*Hüseyin Hilmi bin Saîd hazretleri buyuruyor ki:*
Efendi hazretleri hastalanmışdı, *Doktor* geldi. Muâyeneden sonra Efendi hazretleri başladı *Anatomi*’den konuşmaya.
*Damar*’lar nasıl çalışıyor, *Kan* nasıl hareket ediyor, *Akciğer*’in vazîfesi ne? *Böbrek* ne iş yapıyor? Doktor dinledi, dinledi. şaşırdı efendim.
Siz bunları nereden biliyorsunuz? dedi. Efendi buyurdu ki: *Ben elli bin cilt kitap okudum, anatomi, astronomi dâhil*. Böyle buyurdu Mübârek.
● ● ●
İyilik yapmak *Sevap*’dır, ama iyilik yapmaya *Mecbur* değiliz kardeşim. İmkânımız varsa, yaparız. Yapmazsak, *Günah* olmaz. Yârın âhiretde; *Niçin iyilik yapmadın?* diye sorulmaz.

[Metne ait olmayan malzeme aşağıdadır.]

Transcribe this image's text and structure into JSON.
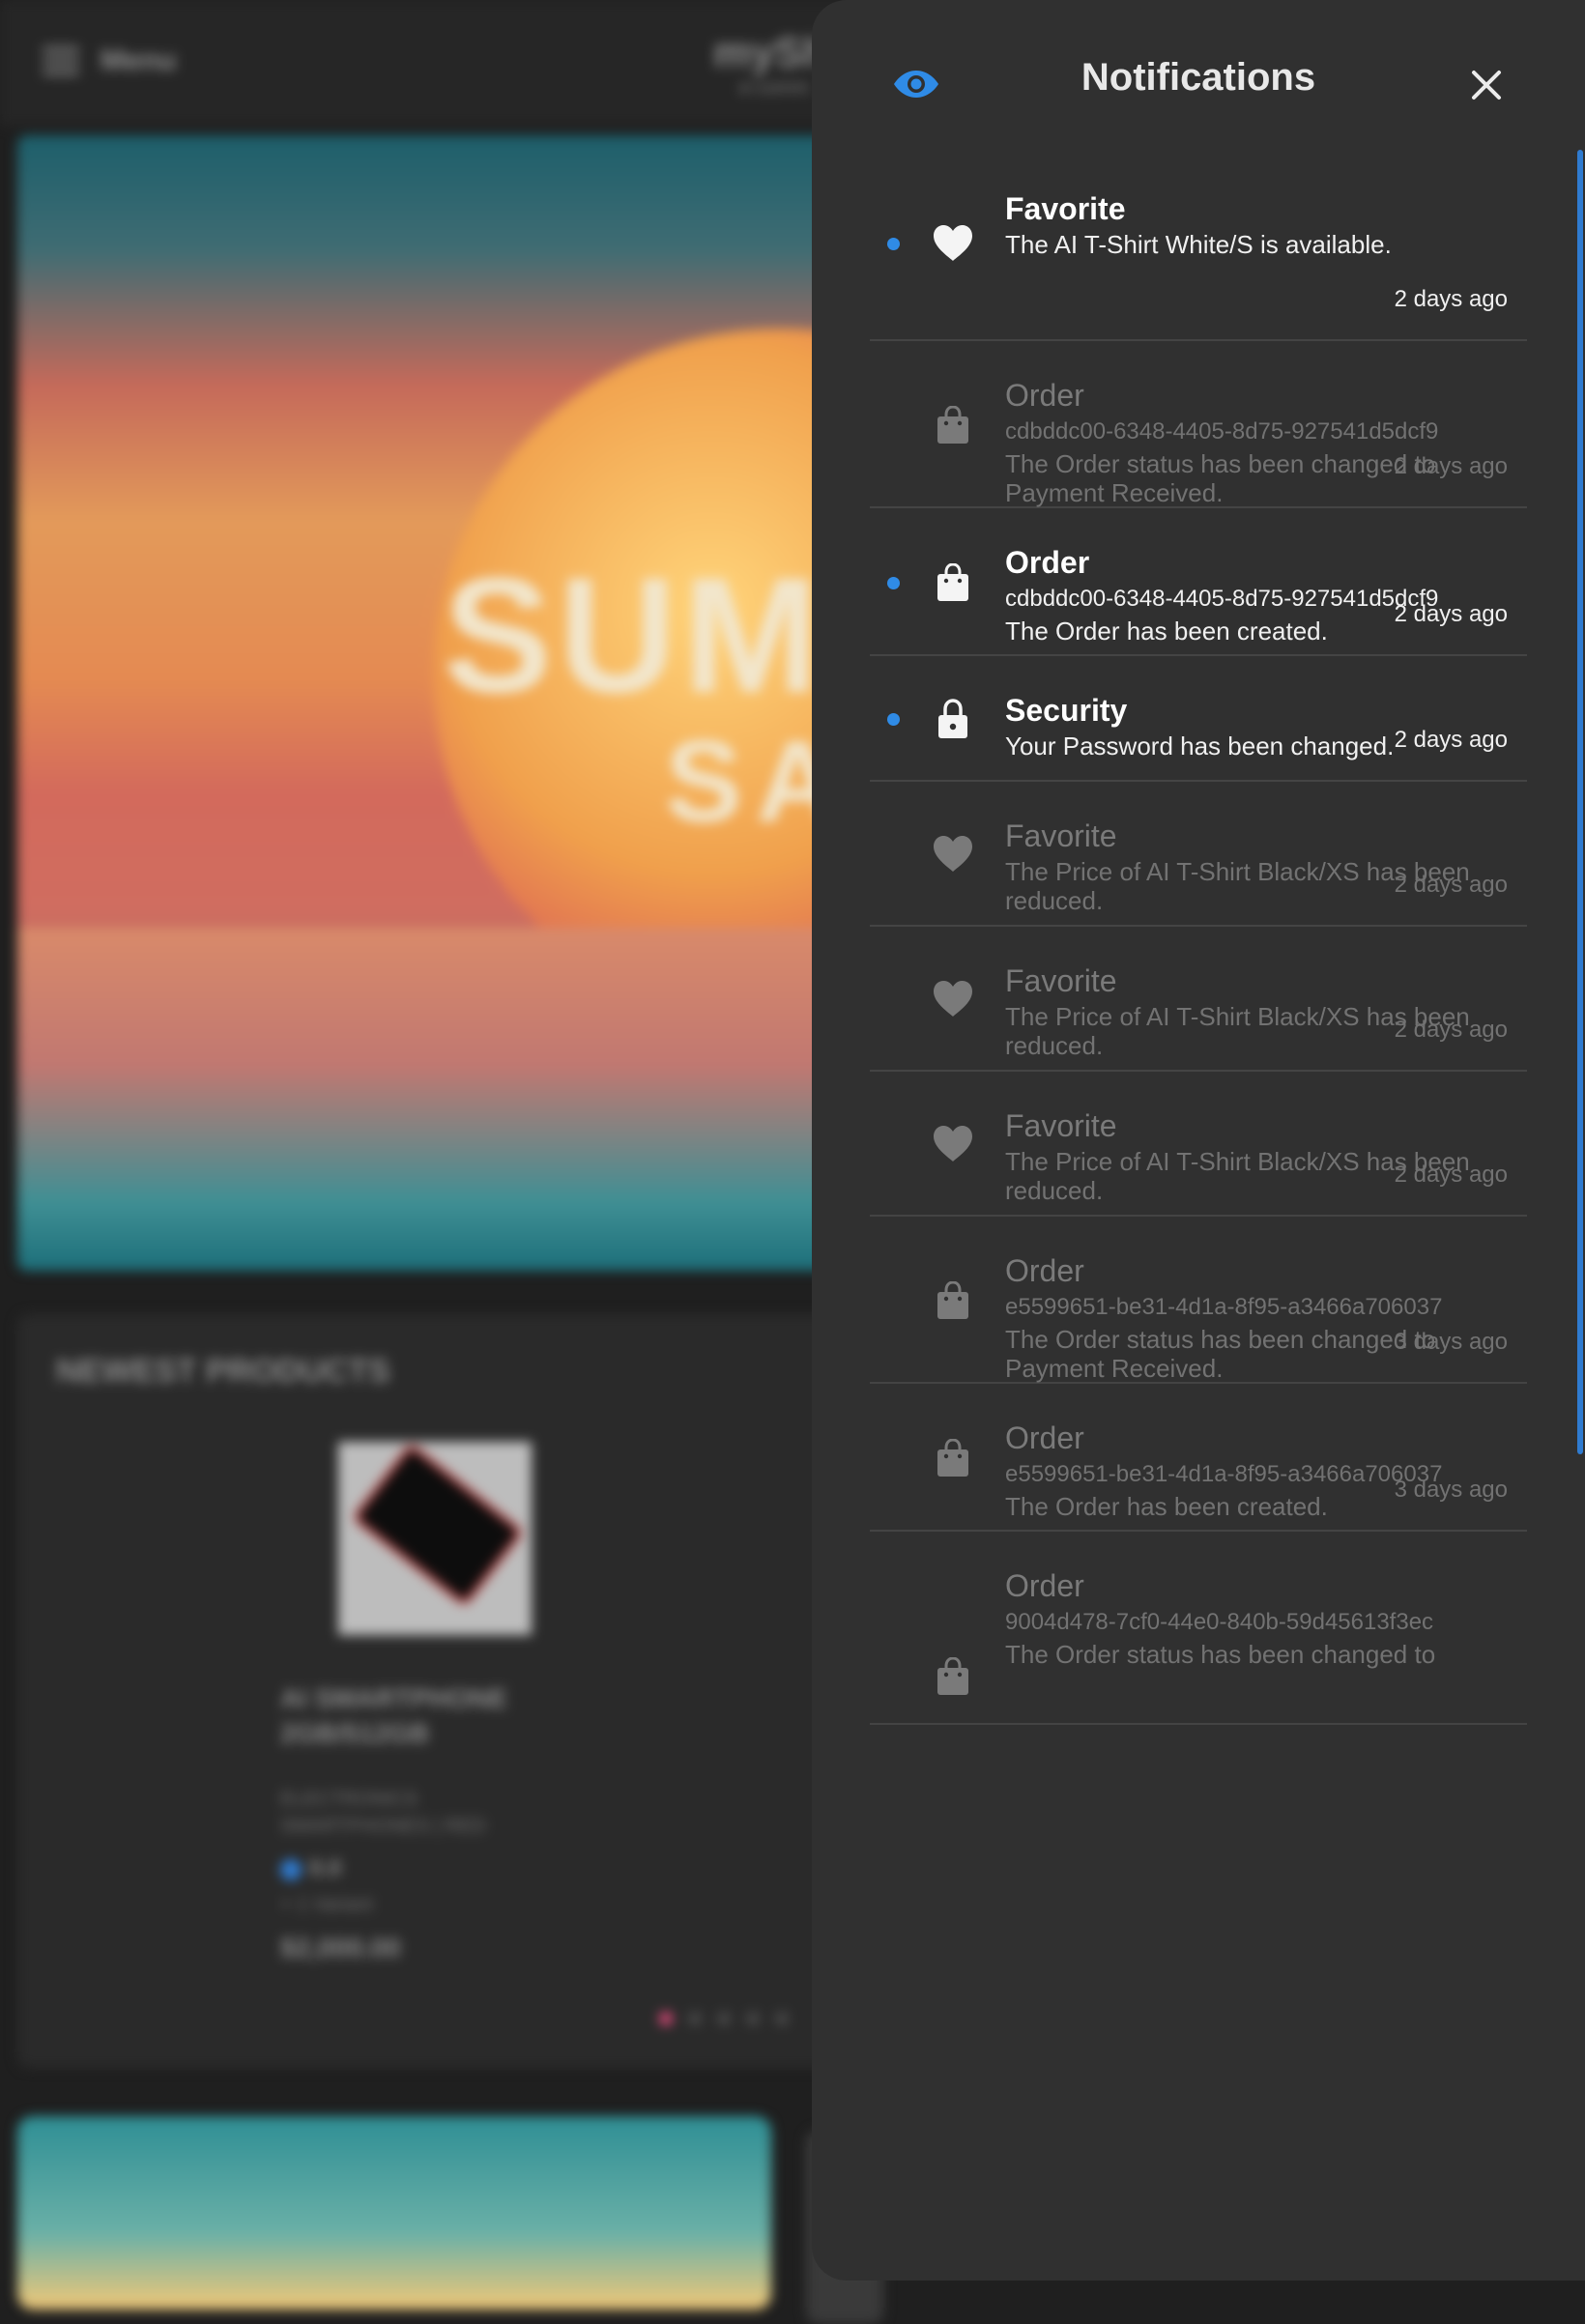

Yaparsak, *Sevap* kazanırız, yapmazsak, *Günah* yok. Fakaaat hiç kimseye *Kötülük* yapmaya hakkımız *Yok*’dur. Yaparsak, günaha gireriz. Helâllaşmazsak, *Âhiret*’de sıkıntı olur, zor kalkarız altından.
● ● ●
Kardeşim, hepiniz *Yer*’de oturmuşsunuz. Hâlbuki sizin yeriniz orası değil. Sizin yeriniz, benim *Başımın üstü*’nde. Çünkü Allah celle celâlüh, *Elmas*’ı çöplüğe koymaz. Sizin kalpleriniz, birer *Cevher*.
Siz, *Seçilmiş*’siniz. Hem müslümânsınız, hem ehl-i sünnetsiniz, hem bu *Yol*’un büyüklerini *Tanıyor* ve *Seviyor*’sunuz, hem de Allahın dînine *Hizmet* ediyorsunuz. Kalkın, yukarıya oturun!
● ● ●
Fâtiha-i şerîf, *Şifâ*’dır efendim. Ya Bizzât şifâ olur, veyâ şifâ olacak *Sebep*’leri insanın ayağına getirir. Onun için *Fâtiha*, anahtardır.
*Ölüm hasta*’larını hastânede bırakmamak lâzım. Böyle hastaları eve getirmeli, yanında *Yâsin-i şerîf* okumalı.
Bunları *İlmihâl*’de yazdık, oradan okuyup tatbîk etmeli. Bunlar, hastanın *Îmân*’la ölmesine faydalı olur kardeşim. Allahü teâlâ, *Elmas*’ı ve *Cevher*’i, çöplüğe koymaz.
Eğer sizin kalpleriniz *Çöplük* olsaydı, Cenâb-ı Hak Kendi *Sevgi*’sini, Habîbinin *Sevgi*’sini, sevgili kullarının *Sevgi*’sini bu kalplere koyar mıydı? Elbette koymazdı.